I’ve got some lovely images from group members for these daily lockdown posts, but I thought that today, I would just take the chance to show you some pictures from my garden, or I won’t get round to doing it!  Here we go.

This is one of the Spring highlights – the Daffodil path.

Jo's Daffodil Path A

It sits at the edge of the orchard, next to the parts of the garden that I’m trying to bring back from something that could hide a whole herd of tigers – you know what I mean!  The upper part is my new rose beds, with more and more anti-rabbit cages appearing.  The bit in the left foreground is the edge of my very new yin/yang bed – so new that it’s still waiting for some plants.

Jo's Spring Garden A

This is Prunus cerasifera, in the front garden.  It’s lost a few main branches in recent years, with storms and snow, and there’s a worrying bracket fungus on the trunk, but it’s magnificent for about 7 days every year.  It’s just gone over now, but there may be fruit in August.

Jo's Cherry Plum A

There’s a handy little seat at the top of the back garden, made from a moribund plum.

Jo's tree seat A

A basket of sheep’s fleece hanging from one of my washing line posts – and yes, the birds are taking it, which is what it’s there for.  Ignore the bricks and the sheeting – there is more work to do!

Jo's fleece basket A

I ordered some bulbs and such from a place that was new to me – an estate in Scotland.  My order included Crinum amoenum, which turns out to be out of stock, but they’ve substituted Crinum powellii.  I think these are bigger than the ones you get in the average garden centre!  They’re enormous, for £2 and some pennies each.

Jo's Crinum powellii A

And, finally, here’s some Nature Table homework for members of the gardening groups (and anyone who wants to join in).  Here are two plants – the picture was taken yesterday – and they are plants that are commonly confused.

What are they?

Jo's White Christmas Cactus Novembro Brasil and white Easter Cactus A

To ease you into this impromptu homework thing, I’ll just say that Christmas meets Easter.  Let me know your answers.

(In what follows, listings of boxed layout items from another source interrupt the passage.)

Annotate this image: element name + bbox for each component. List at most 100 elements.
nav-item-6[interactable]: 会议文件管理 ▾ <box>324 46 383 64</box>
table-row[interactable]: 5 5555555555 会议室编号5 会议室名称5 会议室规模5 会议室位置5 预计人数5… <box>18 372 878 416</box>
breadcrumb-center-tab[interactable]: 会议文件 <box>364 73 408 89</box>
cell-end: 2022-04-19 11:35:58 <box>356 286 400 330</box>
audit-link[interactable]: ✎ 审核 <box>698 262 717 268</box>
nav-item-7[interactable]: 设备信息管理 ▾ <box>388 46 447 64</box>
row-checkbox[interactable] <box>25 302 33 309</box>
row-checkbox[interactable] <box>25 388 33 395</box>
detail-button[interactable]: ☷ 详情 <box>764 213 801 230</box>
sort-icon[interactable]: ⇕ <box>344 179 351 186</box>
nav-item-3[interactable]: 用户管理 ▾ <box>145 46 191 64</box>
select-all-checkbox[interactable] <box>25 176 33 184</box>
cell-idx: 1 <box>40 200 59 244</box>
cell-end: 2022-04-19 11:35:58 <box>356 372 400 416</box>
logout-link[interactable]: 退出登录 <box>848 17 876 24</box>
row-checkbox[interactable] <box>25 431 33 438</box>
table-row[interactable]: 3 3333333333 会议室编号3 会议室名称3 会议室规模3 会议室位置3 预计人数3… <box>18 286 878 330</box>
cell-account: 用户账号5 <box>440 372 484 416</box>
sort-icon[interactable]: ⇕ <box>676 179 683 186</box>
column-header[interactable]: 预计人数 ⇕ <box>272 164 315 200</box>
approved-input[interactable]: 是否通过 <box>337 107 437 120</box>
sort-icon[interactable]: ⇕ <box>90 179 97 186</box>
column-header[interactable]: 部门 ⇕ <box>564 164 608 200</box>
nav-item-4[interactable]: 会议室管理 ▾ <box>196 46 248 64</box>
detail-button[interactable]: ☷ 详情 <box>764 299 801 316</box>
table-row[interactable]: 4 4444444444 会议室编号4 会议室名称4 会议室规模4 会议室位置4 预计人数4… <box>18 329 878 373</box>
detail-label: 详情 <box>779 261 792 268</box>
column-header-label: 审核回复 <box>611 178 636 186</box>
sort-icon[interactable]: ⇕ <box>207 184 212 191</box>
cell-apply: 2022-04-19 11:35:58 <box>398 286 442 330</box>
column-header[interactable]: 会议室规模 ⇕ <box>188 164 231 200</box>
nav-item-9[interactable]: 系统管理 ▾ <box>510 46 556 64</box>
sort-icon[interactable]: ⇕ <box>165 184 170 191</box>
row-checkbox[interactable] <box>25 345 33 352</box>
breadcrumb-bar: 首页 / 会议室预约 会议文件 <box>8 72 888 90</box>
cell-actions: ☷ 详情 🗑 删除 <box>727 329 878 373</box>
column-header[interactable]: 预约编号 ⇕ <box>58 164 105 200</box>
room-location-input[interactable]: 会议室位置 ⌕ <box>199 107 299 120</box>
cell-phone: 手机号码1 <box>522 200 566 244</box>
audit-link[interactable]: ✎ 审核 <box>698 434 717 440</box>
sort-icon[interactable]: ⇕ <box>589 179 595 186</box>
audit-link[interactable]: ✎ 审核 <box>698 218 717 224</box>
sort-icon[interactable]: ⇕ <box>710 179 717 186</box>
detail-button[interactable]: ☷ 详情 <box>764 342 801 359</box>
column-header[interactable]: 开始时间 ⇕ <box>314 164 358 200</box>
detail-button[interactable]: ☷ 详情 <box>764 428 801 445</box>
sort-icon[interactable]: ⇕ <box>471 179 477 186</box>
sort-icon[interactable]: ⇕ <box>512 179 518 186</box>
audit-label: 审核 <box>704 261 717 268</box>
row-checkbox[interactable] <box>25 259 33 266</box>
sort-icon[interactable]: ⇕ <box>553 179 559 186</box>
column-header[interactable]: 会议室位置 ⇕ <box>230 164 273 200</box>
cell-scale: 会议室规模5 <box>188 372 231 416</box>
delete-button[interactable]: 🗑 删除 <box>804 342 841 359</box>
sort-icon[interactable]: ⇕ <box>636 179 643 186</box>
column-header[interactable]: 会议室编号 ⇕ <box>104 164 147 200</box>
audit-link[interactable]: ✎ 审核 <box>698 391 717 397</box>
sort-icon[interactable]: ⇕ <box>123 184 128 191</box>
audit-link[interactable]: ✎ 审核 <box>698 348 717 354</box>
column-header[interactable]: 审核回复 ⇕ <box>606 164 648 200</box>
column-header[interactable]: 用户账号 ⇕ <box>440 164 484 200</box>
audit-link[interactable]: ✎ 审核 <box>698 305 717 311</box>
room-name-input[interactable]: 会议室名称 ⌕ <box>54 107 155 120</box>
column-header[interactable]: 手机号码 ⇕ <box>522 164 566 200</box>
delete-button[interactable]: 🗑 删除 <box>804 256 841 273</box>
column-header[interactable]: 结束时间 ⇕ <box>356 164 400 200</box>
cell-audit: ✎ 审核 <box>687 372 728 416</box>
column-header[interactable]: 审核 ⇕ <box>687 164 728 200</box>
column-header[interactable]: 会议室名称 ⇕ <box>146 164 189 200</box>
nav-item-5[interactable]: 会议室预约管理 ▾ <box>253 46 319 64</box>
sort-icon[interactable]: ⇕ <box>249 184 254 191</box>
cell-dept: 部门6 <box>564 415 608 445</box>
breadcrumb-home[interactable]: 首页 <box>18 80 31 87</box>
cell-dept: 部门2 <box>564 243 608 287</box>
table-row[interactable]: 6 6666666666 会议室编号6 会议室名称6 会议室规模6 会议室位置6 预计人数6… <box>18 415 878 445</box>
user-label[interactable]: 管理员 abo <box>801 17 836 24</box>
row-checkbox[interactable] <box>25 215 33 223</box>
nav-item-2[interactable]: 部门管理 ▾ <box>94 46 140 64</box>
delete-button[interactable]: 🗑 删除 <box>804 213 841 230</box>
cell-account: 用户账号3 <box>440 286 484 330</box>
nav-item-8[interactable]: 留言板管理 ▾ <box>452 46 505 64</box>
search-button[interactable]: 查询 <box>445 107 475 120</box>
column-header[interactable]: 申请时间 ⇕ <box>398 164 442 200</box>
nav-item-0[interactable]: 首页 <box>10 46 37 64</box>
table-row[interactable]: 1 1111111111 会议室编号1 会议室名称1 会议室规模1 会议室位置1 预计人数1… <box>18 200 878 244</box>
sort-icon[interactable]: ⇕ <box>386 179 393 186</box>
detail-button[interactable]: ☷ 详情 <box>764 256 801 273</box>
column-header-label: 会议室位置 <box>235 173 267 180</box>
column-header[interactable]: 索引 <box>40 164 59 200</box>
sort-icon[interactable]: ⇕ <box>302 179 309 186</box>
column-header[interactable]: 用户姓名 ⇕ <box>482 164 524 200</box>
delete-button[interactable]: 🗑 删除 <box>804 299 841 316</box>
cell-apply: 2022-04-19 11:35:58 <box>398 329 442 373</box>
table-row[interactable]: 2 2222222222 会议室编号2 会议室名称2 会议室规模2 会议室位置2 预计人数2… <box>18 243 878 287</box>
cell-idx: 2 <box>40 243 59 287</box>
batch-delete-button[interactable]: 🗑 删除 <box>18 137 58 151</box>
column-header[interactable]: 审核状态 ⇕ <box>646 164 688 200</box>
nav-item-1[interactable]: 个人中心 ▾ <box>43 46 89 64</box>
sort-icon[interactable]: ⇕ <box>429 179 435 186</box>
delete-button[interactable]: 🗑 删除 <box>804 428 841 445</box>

Edited to add: The one on the left is a white Easter cactus, Hatiora gaertneri, cultivar unnamed.  On the right is a Christmas cactus, Schlumbergera ‘Novembro Brazil’.  For the sharp-eyed, ‘Novembro Brazil’ is a single plant in the pot, whereas the Easter cactus is one of about 6 cuttings, mixed Hatiora and Schlumbergera, which is why there are pads of different shapes.  They need repotting, but they’ll have to wait until the garden centres open again and I can buy some potting compost – which may be months.